[daip] aips

Amy Mioduszewski amiodusz at nrao.edu
Sat Nov 19 16:48:29 EST 2005


Dear Wu,

What you need to do is multiply the gains by the sqrt of the number you 
want the amplitudes to be multiplied by.  So if multiplying the 
amplitudes by 1.6 gets you to the right level then you need to multiply 
the gains by ~1.265.  This will put the correction in the SN table and 
you will then have to apply that

O.K., to put a model through a uv coverage is fairly simple if you have 
a uv dataset that has the uv coverage you want, and I think you do.  You 
use UVSUB, inputs of interest are:
INNAME uv dataset with the uv coverage you want to use
IN2NAME image you want to use as a model, you can also manually define
    a model with SMODEL
CMODEL 'COMP' --recommended over image models
FACTOR -1 --add the model
OPCODE 'MODL' --REPLACE visibilities in uv dataset with model vis.
-> Then just image the resulting model uv dataset.

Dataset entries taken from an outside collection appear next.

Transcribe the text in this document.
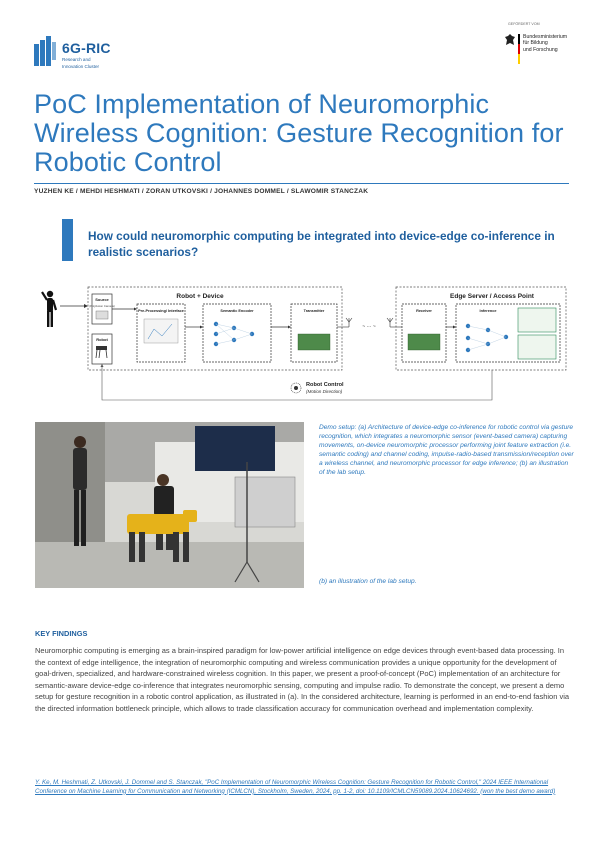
6G-RIC
Research and
Innovation Cluster
GEFÖRDERT VOM
Bundesministerium
für Bildung
und Forschung
PoC Implementation of Neuromorphic Wireless Cognition: Gesture Recognition for Robotic Control
YUZHEN KE / MEHDI HESHMATI / ZORAN UTKOVSKI / JOHANNES DOMMEL / SLAWOMIR STANCZAK
How could neuromorphic computing be integrated into device-edge co-inference in realistic scenarios?
Robot + Device
Source
(Polyfusion Camera)
Robot
Pre-Processing/ Interface	Semantic Encoder	Transmitter
~ ··· ~
Edge Server / Access Point
Receiver	Inference
Robot Control
(Motion Direction)
Demo setup: (a) Architecture of device-edge co-inference for robotic control via gesture recognition, which integrates a neuromorphic sensor (event-based camera) capturing movements, on-device neuromorphic processor performing joint feature extraction (i.e. semantic coding) and channel coding, impulse-radio-based transmission/reception over a wireless channel, and neuromorphic processor for edge inference; (b) an illustration of the lab setup.
(b) an illustration of the lab setup.
KEY FINDINGS
Neuromorphic computing is emerging as a brain-inspired paradigm for low-power artificial intelligence on edge devices through event-based data processing. In the context of edge intelligence, the integration of neuromorphic computing and wireless communication provides a unique opportunity for the development of goal-driven, specialized, and hardware-constrained wireless cognition. In this paper, we present a proof-of-concept (PoC) implementation of an architecture for semantic-aware device-edge co-inference that integrates neuromorphic sensing, computing and impulse radio. To demonstrate the concept, we present a demo setup for gesture recognition in a robotic control application, as illustrated in (a). In the considered architecture, learning is performed in an end-to-end fashion via the directed information bottleneck principle, which allows to trade classification accuracy for communication overhead and implementation complexity.
Y. Ke, M. Heshmati, Z. Utkovski, J. Dommel and S. Stanczak, "PoC Implementation of Neuromorphic Wireless Cognition: Gesture Recognition for Robotic Control," 2024 IEEE International Conference on Machine Learning for Communication and Networking (ICMLCN), Stockholm, Sweden, 2024, pp. 1-2, doi: 10.1109/ICMLCN59089.2024.10624692. (won the best demo award)
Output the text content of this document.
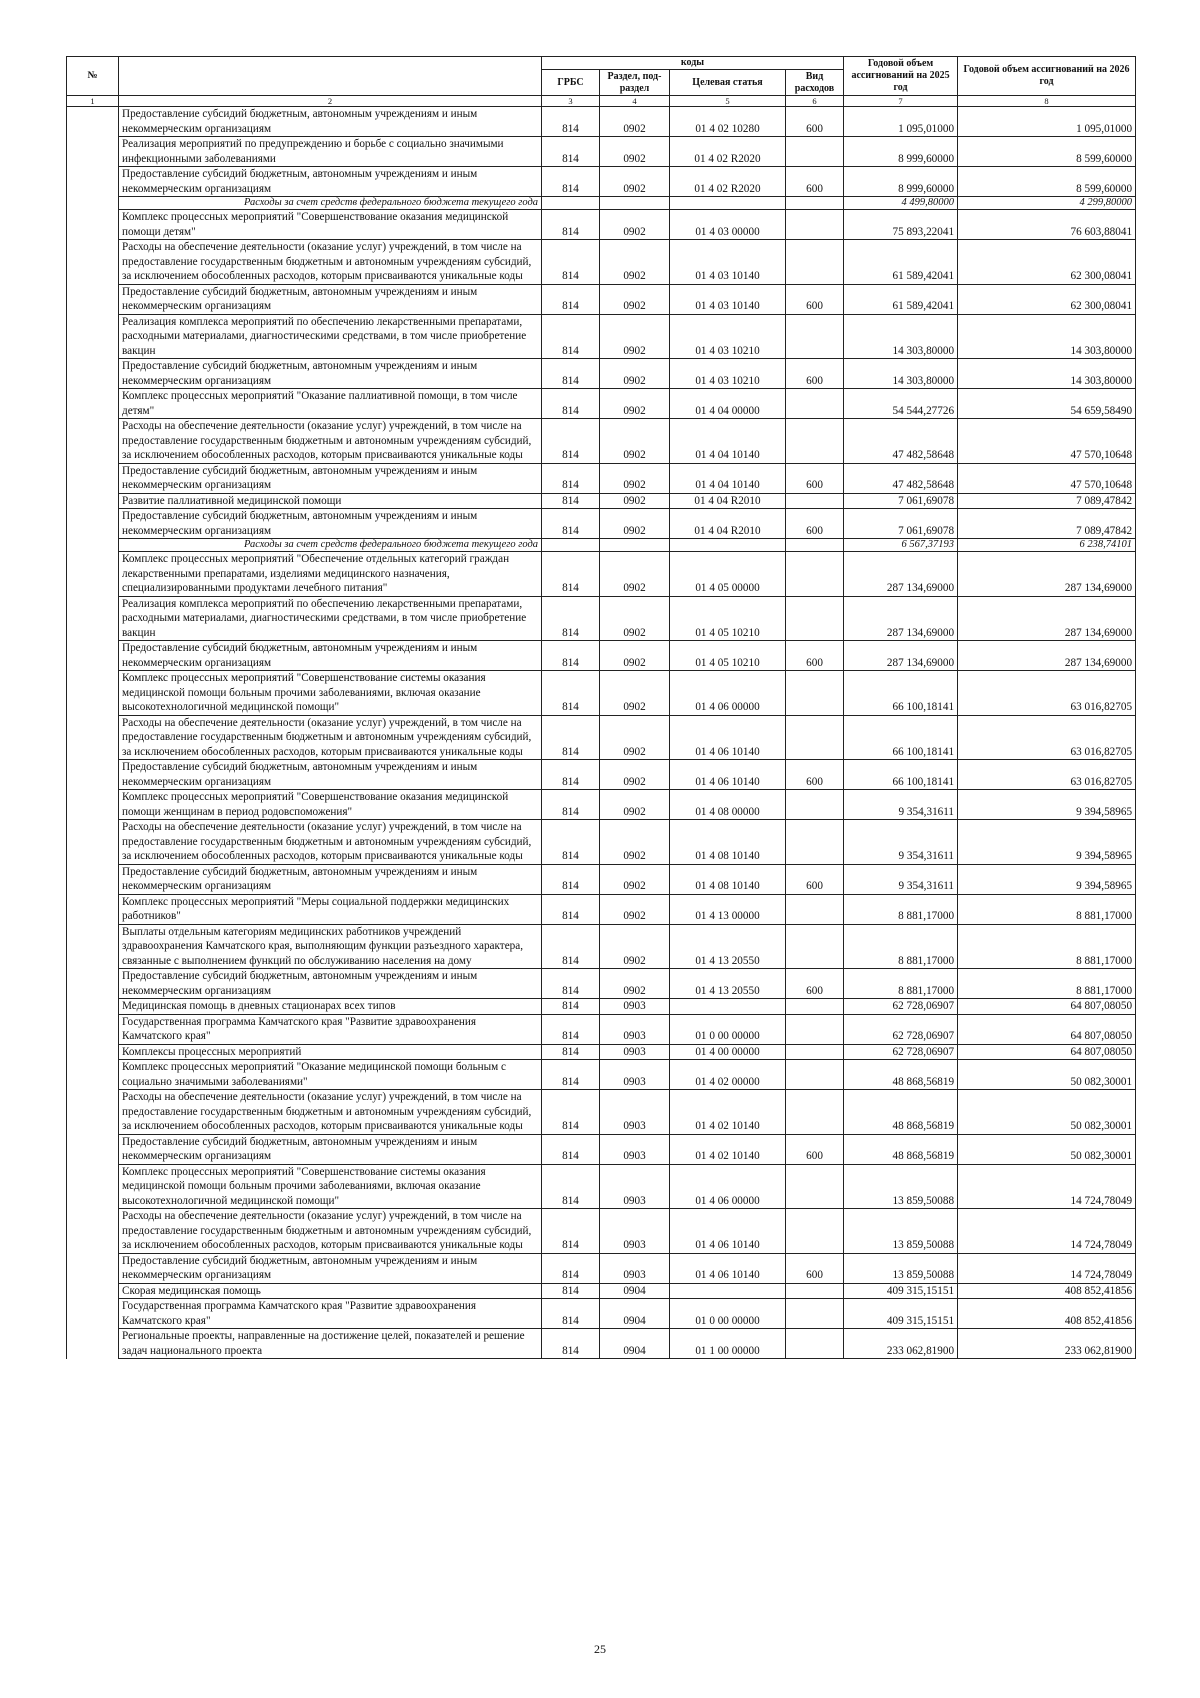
№		коды				Годовой объем ассигнований на 2025 год	Годовой объем ассигнований на 2026 год
		ГРБС	Раздел, под-раздел	Целевая статья	Вид расходов		
1	2	3	4	5	6	7	8
	Предоставление субсидий бюджетным, автономным учреждениям и иным некоммерческим организациям	814	0902	01 4 02 10280	600	1 095,01000	1 095,01000
	Реализация мероприятий по предупреждению и борьбе с социально значимыми инфекционными заболеваниями	814	0902	01 4 02 R2020		8 999,60000	8 599,60000
	Предоставление субсидий бюджетным, автономным учреждениям и иным некоммерческим организациям	814	0902	01 4 02 R2020	600	8 999,60000	8 599,60000
	Расходы за счет средств федерального бюджета текущего года					4 499,80000	4 299,80000
	Комплекс процессных мероприятий "Совершенствование оказания медицинской помощи детям"	814	0902	01 4 03 00000		75 893,22041	76 603,88041
	Расходы на обеспечение деятельности (оказание услуг) учреждений, в том числе на предоставление государственным бюджетным и автономным учреждениям субсидий, за исключением обособленных расходов, которым присваиваются уникальные коды	814	0902	01 4 03 10140		61 589,42041	62 300,08041
	Предоставление субсидий бюджетным, автономным учреждениям и иным некоммерческим организациям	814	0902	01 4 03 10140	600	61 589,42041	62 300,08041
	Реализация комплекса мероприятий по обеспечению лекарственными препаратами, расходными материалами, диагностическими средствами, в том числе приобретение вакцин	814	0902	01 4 03 10210		14 303,80000	14 303,80000
	Предоставление субсидий бюджетным, автономным учреждениям и иным некоммерческим организациям	814	0902	01 4 03 10210	600	14 303,80000	14 303,80000
	Комплекс процессных мероприятий "Оказание паллиативной помощи, в том числе детям"	814	0902	01 4 04 00000		54 544,27726	54 659,58490
	Расходы на обеспечение деятельности (оказание услуг) учреждений, в том числе на предоставление государственным бюджетным и автономным учреждениям субсидий, за исключением обособленных расходов, которым присваиваются уникальные коды	814	0902	01 4 04 10140		47 482,58648	47 570,10648
	Предоставление субсидий бюджетным, автономным учреждениям и иным некоммерческим организациям	814	0902	01 4 04 10140	600	47 482,58648	47 570,10648
	Развитие паллиативной медицинской помощи	814	0902	01 4 04 R2010		7 061,69078	7 089,47842
	Предоставление субсидий бюджетным, автономным учреждениям и иным некоммерческим организациям	814	0902	01 4 04 R2010	600	7 061,69078	7 089,47842
	Расходы за счет средств федерального бюджета текущего года					6 567,37193	6 238,74101
	Комплекс процессных мероприятий "Обеспечение отдельных категорий граждан лекарственными препаратами, изделиями медицинского назначения, специализированными продуктами лечебного питания"	814	0902	01 4 05 00000		287 134,69000	287 134,69000
	Реализация комплекса мероприятий по обеспечению лекарственными препаратами, расходными материалами, диагностическими средствами, в том числе приобретение вакцин	814	0902	01 4 05 10210		287 134,69000	287 134,69000
	Предоставление субсидий бюджетным, автономным учреждениям и иным некоммерческим организациям	814	0902	01 4 05 10210	600	287 134,69000	287 134,69000
	Комплекс процессных мероприятий "Совершенствование системы оказания медицинской помощи больным прочими заболеваниями, включая оказание высокотехнологичной медицинской помощи"	814	0902	01 4 06 00000		66 100,18141	63 016,82705
	Расходы на обеспечение деятельности (оказание услуг) учреждений, в том числе на предоставление государственным бюджетным и автономным учреждениям субсидий, за исключением обособленных расходов, которым присваиваются уникальные коды	814	0902	01 4 06 10140		66 100,18141	63 016,82705
	Предоставление субсидий бюджетным, автономным учреждениям и иным некоммерческим организациям	814	0902	01 4 06 10140	600	66 100,18141	63 016,82705
	Комплекс процессных мероприятий "Совершенствование оказания медицинской помощи женщинам в период родовспоможения"	814	0902	01 4 08 00000		9 354,31611	9 394,58965
	Расходы на обеспечение деятельности (оказание услуг) учреждений, в том числе на предоставление государственным бюджетным и автономным учреждениям субсидий, за исключением обособленных расходов, которым присваиваются уникальные коды	814	0902	01 4 08 10140		9 354,31611	9 394,58965
	Предоставление субсидий бюджетным, автономным учреждениям и иным некоммерческим организациям	814	0902	01 4 08 10140	600	9 354,31611	9 394,58965
	Комплекс процессных мероприятий "Меры социальной поддержки медицинских работников"	814	0902	01 4 13 00000		8 881,17000	8 881,17000
	Выплаты отдельным категориям медицинских работников учреждений здравоохранения Камчатского края, выполняющим функции разъездного характера, связанные с выполнением функций по обслуживанию населения на дому	814	0902	01 4 13 20550		8 881,17000	8 881,17000
	Предоставление субсидий бюджетным, автономным учреждениям и иным некоммерческим организациям	814	0902	01 4 13 20550	600	8 881,17000	8 881,17000
	Медицинская помощь в дневных стационарах всех типов	814	0903			62 728,06907	64 807,08050
	Государственная программа Камчатского края "Развитие здравоохранения Камчатского края"	814	0903	01 0 00 00000		62 728,06907	64 807,08050
	Комплексы процессных мероприятий	814	0903	01 4 00 00000		62 728,06907	64 807,08050
	Комплекс процессных мероприятий "Оказание медицинской помощи больным с социально значимыми заболеваниями"	814	0903	01 4 02 00000		48 868,56819	50 082,30001
	Расходы на обеспечение деятельности (оказание услуг) учреждений, в том числе на предоставление государственным бюджетным и автономным учреждениям субсидий, за исключением обособленных расходов, которым присваиваются уникальные коды	814	0903	01 4 02 10140		48 868,56819	50 082,30001
	Предоставление субсидий бюджетным, автономным учреждениям и иным некоммерческим организациям	814	0903	01 4 02 10140	600	48 868,56819	50 082,30001
	Комплекс процессных мероприятий "Совершенствование системы оказания медицинской помощи больным прочими заболеваниями, включая оказание высокотехнологичной медицинской помощи"	814	0903	01 4 06 00000		13 859,50088	14 724,78049
	Расходы на обеспечение деятельности (оказание услуг) учреждений, в том числе на предоставление государственным бюджетным и автономным учреждениям субсидий, за исключением обособленных расходов, которым присваиваются уникальные коды	814	0903	01 4 06 10140		13 859,50088	14 724,78049
	Предоставление субсидий бюджетным, автономным учреждениям и иным некоммерческим организациям	814	0903	01 4 06 10140	600	13 859,50088	14 724,78049
	Скорая медицинская помощь	814	0904			409 315,15151	408 852,41856
	Государственная программа Камчатского края "Развитие здравоохранения Камчатского края"	814	0904	01 0 00 00000		409 315,15151	408 852,41856
	Региональные проекты, направленные на достижение целей, показателей и решение задач национального проекта	814	0904	01 1 00 00000		233 062,81900	233 062,81900
25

So you can flag out antennas or whatever to change your uv coverage and 
see how that effects a the image.

Cheers,

Amy

zzwu wrote:
> Dear professor Amy mioduszewski:
>        Thank you for your explaination,you are so warm-hearted,two questions,you said that In aips I could do that with SNCOR(OPCODE='MULA') and multiply by the SQRT of the correction,does the SQRT of the correction means the sqrt of the value of the amplitude calibration,like your example,you found some VLA can be up to 20%,so I should multiply the value sqrt(1+20%).another question is you said I should do tests where I put model of the source structure through different uv-coverage and see how it changed the appearance of the source,what I do now is edit some antenna's data,and see the component's structure in difmap,
> I 'd very prefer if you can explain how to do it in AIPS though I do not do it in aips now,I think  the steps are the same  ,I can understand how it works ,then I will do it better,maybe I will try using aips image the data  later,then it will be helpful for me,thank you very much.